Tax Scheme
In late November, as the elephantine fiscal 2005 omnibus appropriations measure remained temporarily stuck in the grand sausage factory on Capitol Hill, National Treasury Employees Union President Colleen Kelley noted a "great irony" in the proceedings. The bill had come to a screeching halt because embarrassed legislators were struggling to tamp down a furor over an obscure provision that would have allowed appropriations committee staffers access to tax records.
Why had that provision generated such concern, Kelley wondered, when a potentially much more far-reaching measure regarding the tax system had attracted very little attention? That provision, approved several weeks before the omnibus bill stalled, allows the Internal Revenue Service to use private debt-collection companies to collect some of the estimated $120 billion (as of September 2003) in unpaid taxes that the agency believes it could be collecting if it only had the means.

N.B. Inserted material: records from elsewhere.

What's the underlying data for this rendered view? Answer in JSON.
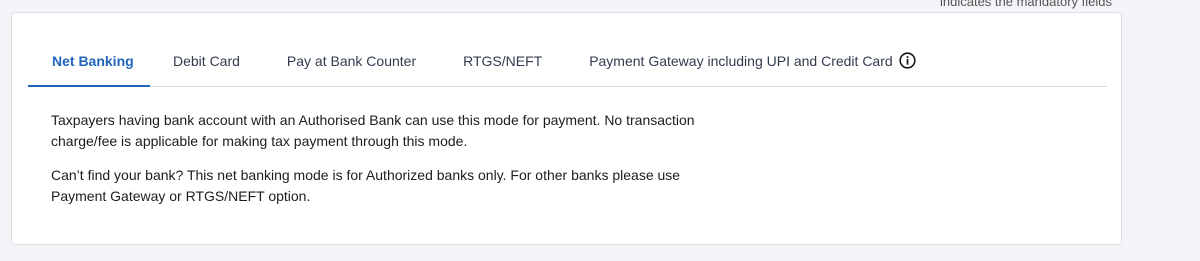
{
  "header": {
    "mandatory_note": "indicates the mandatory fields"
  },
  "tabs": [
    {
      "label": "Net Banking",
      "active": true
    },
    {
      "label": "Debit Card",
      "active": false
    },
    {
      "label": "Pay at Bank Counter",
      "active": false
    },
    {
      "label": "RTGS/NEFT",
      "active": false
    },
    {
      "label": "Payment Gateway including UPI and Credit Card",
      "active": false
    }
  ],
  "content": {
    "paragraph_1": "Taxpayers having bank account with an Authorised Bank can use this mode for payment. No transaction charge/fee is applicable for making tax payment through this mode.",
    "paragraph_2": "Can’t find your bank? This net banking mode is for Authorized banks only. For other banks please use Payment Gateway or RTGS/NEFT option."
  },
  "colors": {
    "accent": "#1f65b9",
    "text": "#333c4e",
    "background": "#f3f4f7"
  },
  "icons": {
    "gateway_info": "info-icon"
  }
}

Kelley's analogy was imperfect. While the debt-collection measure certainly opens the door to private sector use of tax information, it would limit firms' access to critical data such as names, addresses and amount of taxes owed, not full tax returns. And the private collectors would have to follow IRS rules protecting taxpayers from harassment. Still, one can forgive Kelley for hijacking the tax privacy debate, because in the process, she highlighted a more important issue: From a management and budgetary standpoint, outsourcing tax collection doesn't make a whole lot of sense.

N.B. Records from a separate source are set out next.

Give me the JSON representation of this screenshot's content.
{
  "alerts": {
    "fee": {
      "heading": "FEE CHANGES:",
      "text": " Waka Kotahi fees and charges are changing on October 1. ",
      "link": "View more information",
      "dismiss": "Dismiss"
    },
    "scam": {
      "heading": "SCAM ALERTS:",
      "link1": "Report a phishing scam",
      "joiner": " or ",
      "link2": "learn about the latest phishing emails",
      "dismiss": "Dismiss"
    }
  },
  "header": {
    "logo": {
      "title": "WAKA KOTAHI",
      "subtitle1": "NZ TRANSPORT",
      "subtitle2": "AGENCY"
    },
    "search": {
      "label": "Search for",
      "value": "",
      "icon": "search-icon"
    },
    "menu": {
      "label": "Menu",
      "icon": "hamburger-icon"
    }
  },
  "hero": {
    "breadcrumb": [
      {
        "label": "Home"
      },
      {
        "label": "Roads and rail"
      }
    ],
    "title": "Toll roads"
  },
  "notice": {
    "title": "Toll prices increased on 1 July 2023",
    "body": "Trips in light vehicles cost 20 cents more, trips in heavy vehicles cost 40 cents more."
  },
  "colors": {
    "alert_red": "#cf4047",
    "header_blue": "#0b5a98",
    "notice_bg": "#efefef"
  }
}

Turning to the private sector for help in tracking down deadbeat debtors isn't an inherently bad idea. Forty states use private firms to help collect taxes, and at the federal level, the Education and Agriculture departments and the Small Business Administration work with bill collectors to go after delinquent loan recipients.
But that doesn't make private debt collection a great idea for the IRS. As in all issues of 21st century public policy implementation, judging the merits of the approach requires going through the often arduous process of determining exactly which mixture of government employees and contractors can best get the job done. Luckily, in the case of federal tax collection, almost everybody agrees it's a no-brainer: If you want more money, hire more government employees. Each IRS collections worker brings in an average of $900,000 more per year in taxes. The Treasury Department has estimated that the private collection experiment, involving the employees of 12 companies, will collect a total of $1.5 billion over 10 years.
So why go with the contractors? In a May 2004 report that addressed the then-brewing proposal to partially outsource collections, the Government Accountability Office hit on the answer: "IRS officials said that this proposal arose, in part, because of the belief that Congress was not likely to provide the increased budget to hire enough IRS staff to work on the inventory of collection cases." The numbers bear out that belief: Despite a steady increase in delinquent taxes, the IRS' collection staffing level has actually declined steeply since 1996, from about 5,500 employees to around 3,500.
None of this, of course, means that the IRS has done a poor job of preparing to outsource a portion of its collection efforts. The agency has learned a lot since a failed experiment with private tax collection in 1996. Under the new approach, collection agencies will be paid up to 25 percent of the amount they bring in, rather than simply receive a fee regardless of how effective they are. (Of course, as The Washington Post pointed out in a recent editorial, just a few years ago, the IRS was prevented from evaluating and compensating its own employees based on how much revenue they recovered.) And the IRS is outsourcing the low-hanging fruit by sending the easiest cases to the collection agencies. That means IRS employees can devote their time and energy to tougher cases, where the payoff is potentially larger.
Still, this qualifies as a prudent outsourcing effort only if one assumes that outsourcing is the sole alternative. Nobody seems to have absorbed the bigger lesson of the 1996 experiment: that the cost of supervising the private debt collection was greater than the revenue generated. With the proper supervision, companies might do better this time around. But in this and other cases involving how best to deploy government resources, if an obvious alternative-boosting the federal workforce-isn't even on the table, then everybody loses.